Bad’s Diom : L’éoile montante du Hip Hop mauritanien

, par  Webmastrer , popularité : 29%

Bad’s Diom , de son vrai nom Alioune Diagne est né à Nouakchott et a grandi à la SOCIM un quartier populaire de la capitale mauritanienne, où il a connu la culture HIP HOP.

Ce jeune rappeur âgé environ d’une trentaine d’année, s’est fait une place malgré tout. Après une longue lutte, il réussit à créer son premier Album qui s’intitule « LONG TIME », composé de 12 titres dont la sortie officielle est prévue le 26 Décembre à l’ancienne Maison des Jeunes. En perspective à cette sortie, nous l’avons approché.

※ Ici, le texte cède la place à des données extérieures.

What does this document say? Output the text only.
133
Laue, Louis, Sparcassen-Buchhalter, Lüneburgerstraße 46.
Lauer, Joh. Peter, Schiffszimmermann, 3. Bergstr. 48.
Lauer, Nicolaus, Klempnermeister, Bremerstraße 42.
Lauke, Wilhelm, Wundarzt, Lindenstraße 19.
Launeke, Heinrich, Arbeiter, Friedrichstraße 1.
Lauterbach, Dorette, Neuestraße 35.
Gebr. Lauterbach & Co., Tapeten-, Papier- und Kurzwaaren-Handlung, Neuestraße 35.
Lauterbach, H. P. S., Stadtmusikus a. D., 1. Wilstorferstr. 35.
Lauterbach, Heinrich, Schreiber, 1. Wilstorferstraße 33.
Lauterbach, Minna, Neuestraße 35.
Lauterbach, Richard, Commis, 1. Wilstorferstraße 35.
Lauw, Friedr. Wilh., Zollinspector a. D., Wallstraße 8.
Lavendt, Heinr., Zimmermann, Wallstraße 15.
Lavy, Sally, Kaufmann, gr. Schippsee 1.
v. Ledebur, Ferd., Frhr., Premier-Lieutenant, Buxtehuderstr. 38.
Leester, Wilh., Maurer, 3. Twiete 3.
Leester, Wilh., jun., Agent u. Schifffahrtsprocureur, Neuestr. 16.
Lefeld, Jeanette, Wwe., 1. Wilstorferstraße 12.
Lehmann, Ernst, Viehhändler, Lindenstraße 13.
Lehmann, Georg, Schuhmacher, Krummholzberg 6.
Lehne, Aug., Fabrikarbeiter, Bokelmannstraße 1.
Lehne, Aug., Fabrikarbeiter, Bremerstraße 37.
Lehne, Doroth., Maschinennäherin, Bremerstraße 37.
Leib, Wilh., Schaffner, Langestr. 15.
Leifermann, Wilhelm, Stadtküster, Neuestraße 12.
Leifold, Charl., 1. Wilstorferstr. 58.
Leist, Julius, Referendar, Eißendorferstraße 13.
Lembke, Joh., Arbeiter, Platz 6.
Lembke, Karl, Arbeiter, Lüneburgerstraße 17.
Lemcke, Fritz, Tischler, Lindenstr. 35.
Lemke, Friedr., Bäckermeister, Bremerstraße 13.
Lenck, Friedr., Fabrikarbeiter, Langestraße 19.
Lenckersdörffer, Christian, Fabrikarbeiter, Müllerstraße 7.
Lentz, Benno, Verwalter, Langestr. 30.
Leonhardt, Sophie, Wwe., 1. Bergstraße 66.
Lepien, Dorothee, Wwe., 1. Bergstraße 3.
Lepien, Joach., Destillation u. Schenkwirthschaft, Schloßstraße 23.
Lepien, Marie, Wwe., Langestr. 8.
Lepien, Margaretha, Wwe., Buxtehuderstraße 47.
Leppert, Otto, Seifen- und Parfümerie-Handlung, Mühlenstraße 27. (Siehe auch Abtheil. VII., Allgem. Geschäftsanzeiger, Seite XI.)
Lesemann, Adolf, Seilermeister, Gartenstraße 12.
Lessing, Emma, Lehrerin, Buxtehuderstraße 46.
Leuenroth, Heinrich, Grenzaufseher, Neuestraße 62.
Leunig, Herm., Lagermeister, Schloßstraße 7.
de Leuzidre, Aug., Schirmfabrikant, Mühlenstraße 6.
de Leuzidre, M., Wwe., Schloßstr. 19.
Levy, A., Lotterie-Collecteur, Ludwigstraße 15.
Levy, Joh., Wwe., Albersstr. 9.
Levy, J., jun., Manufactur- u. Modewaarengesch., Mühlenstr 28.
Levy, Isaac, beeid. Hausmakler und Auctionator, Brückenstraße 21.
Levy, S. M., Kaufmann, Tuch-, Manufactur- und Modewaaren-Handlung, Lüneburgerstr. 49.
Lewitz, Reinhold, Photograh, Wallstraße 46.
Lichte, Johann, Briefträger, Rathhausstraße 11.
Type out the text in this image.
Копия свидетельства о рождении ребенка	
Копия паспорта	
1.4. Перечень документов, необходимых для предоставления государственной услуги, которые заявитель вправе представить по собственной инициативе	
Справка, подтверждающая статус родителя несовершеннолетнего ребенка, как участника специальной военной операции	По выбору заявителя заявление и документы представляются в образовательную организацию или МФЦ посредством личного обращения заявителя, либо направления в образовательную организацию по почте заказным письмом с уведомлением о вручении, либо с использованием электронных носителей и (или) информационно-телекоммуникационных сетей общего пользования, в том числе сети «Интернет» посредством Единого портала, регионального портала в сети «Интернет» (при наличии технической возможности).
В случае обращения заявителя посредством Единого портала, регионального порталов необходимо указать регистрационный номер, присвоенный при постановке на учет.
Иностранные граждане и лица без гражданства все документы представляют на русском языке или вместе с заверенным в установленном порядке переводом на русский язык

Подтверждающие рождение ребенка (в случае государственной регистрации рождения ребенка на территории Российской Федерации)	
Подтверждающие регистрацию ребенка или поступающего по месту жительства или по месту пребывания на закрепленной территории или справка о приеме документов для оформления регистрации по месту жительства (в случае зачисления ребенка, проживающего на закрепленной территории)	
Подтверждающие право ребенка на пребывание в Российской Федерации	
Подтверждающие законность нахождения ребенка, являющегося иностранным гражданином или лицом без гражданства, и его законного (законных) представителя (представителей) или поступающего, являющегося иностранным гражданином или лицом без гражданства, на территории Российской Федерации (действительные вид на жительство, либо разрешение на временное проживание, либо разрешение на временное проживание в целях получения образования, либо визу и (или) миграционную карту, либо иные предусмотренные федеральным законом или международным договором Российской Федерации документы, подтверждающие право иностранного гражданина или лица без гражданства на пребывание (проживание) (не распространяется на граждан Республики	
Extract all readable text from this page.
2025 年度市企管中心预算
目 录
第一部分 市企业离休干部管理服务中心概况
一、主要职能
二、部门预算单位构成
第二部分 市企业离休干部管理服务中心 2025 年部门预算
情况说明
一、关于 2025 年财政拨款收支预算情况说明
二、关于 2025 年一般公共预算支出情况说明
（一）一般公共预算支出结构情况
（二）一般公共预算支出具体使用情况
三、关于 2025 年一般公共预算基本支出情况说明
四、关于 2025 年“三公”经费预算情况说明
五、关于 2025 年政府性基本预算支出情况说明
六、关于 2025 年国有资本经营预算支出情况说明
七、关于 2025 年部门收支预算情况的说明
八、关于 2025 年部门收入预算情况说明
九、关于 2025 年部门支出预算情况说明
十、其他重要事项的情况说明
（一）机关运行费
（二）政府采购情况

Q : D’où vient le nom Bad’s Diom ?

R : Bad’s parce que mon nom c’est Alioune, certains disent Badou, de là j’ai créé Bad’s Diom, ayant comme ambition de confirmer par le biais du travail ce que j’appelle le « DIOM AK GUEUM » d’où mon nom d’artiste. « Diom » signifie la « bravoure » en wolof.

Q : Bad’s, comment êtes-vous venu en musique ?

R : Dans les années 90, le HIP HOP était un phénomène nouveau dans la plupart de nos pays. Alors j’ai commencé à écrire des textes avant de se lancer dans le RAP proprement dit. Ayant le goût pour la culture HIP HOP, j’intègre en 1996 mon premier groupe de RAP. Une année plus tard, ce groupe s’effondre. J’ai fondé un second nommé F.D.B ce dernier ne résista pas longtemps ce qui m’amène à évoluer en SOLO à partir de l’an 2000, année où je trouve mon chemin dans le milieu du RAP Mauritanien et j’ai commencé plusieurs collaborations avec des rappeurs de la place.

Q : Comment votre passion pour le RAP était-elle perçue dans votre famille ?

R : Tout début est difficile. En ce moment, le rappeur était mal vu et marginalisé par la société. Ma famille s’y opposait, mais heureusement grâce au soutien de mon grand frère, qui, lui aussi, fut rappeur, la famille a fini par confesser.

Q : De 2000 à nos jours, quel est le travail que vous avez abattu sur la scène nationale et internationale ?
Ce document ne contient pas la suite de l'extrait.